There is really something admirable in the stories of people abandoning modern conveniences to lead a sustainable life – the good life. Those who lobby for the rest of us so the laws could be changed. Those who made it their life to change and save the world. It would make you think they’re doing it for the rest of us who couldn’t get off our backside and do something.

But a good majority of us lead many lives, and priority goes to what puts food on the table or what makes us happy. And I guess, I am one of those people. But, I wanted to learn how I can do my bit. Without a drastic change to the way I live. Without feeling deprived of the niceties of life that I thought I deserve.

Maybe it’s better to do the little things than not to do anything. I care enough about what kind of future I leave my children to start doing something.
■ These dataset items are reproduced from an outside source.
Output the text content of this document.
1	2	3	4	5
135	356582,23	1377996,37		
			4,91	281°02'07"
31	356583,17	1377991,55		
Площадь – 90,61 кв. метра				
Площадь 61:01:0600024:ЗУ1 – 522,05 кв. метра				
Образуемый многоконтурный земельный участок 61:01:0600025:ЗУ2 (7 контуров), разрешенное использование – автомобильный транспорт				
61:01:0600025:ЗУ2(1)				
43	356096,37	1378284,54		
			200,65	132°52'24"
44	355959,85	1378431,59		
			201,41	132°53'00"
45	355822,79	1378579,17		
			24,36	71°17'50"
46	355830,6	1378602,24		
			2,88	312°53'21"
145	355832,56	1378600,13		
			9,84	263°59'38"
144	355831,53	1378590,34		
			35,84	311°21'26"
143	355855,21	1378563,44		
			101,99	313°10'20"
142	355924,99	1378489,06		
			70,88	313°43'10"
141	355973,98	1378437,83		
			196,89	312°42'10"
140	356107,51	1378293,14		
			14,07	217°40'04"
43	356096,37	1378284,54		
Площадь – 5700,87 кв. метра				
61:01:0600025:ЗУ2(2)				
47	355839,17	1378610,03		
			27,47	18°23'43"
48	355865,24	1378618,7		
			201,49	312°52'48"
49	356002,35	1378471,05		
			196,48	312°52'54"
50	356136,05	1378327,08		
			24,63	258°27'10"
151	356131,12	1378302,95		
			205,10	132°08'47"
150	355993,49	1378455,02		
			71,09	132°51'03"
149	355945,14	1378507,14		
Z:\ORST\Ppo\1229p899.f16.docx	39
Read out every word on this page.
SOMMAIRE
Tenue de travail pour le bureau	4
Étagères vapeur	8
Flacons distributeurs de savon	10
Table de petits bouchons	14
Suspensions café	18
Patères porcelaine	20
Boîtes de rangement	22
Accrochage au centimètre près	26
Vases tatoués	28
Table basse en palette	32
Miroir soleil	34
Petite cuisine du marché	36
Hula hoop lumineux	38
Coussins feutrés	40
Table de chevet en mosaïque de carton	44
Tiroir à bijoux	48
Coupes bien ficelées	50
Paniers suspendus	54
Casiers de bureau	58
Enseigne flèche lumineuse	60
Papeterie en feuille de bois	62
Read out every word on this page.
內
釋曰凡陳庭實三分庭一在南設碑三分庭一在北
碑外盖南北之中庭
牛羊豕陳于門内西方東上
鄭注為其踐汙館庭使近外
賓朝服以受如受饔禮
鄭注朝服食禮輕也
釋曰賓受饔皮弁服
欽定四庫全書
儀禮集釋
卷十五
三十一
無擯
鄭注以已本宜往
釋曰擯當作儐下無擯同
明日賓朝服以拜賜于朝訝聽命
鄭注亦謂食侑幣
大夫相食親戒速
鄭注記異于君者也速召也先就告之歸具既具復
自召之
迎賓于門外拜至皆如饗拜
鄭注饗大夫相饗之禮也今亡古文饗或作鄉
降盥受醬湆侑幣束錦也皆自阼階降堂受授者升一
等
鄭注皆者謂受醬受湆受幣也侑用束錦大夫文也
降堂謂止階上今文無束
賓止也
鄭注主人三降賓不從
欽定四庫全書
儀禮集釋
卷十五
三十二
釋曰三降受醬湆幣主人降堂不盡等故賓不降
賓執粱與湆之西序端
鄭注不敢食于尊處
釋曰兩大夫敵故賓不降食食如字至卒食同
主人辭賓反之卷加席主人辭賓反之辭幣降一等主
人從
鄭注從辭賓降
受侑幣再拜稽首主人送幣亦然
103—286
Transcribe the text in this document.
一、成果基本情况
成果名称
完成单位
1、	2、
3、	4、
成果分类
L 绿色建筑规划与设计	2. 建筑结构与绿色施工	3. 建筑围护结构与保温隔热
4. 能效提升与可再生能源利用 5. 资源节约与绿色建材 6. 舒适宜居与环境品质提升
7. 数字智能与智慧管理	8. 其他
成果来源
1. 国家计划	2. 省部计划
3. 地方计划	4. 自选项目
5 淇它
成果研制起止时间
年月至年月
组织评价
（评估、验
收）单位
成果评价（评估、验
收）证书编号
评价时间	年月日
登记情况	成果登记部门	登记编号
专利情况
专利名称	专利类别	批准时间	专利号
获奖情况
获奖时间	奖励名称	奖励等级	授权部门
And sharing the things that we learn are really what guui is all about. It’s learning what needs to be done without blindly accepting what is commonly perceived as ‘good’. It’s not about being political. We accept that the government needs to do their bit. But, we can do so much more without the government’s bidding. It’s not about forcing people to do something, it’s about realising that everybody actually cares, most of us just don’t know that we can actualy do something or how important the issues really are. It’s about  voting with our money. Being a responsible consumer. Taking responsibility without sacrificing our standard of living.

It’s a small step at a time…until we make a habit out of caring…until doing these little bits become second nature. And keep doing more. It isn’t the good life. Nor is it all glamour and excesses. It’s the guui lifestyle.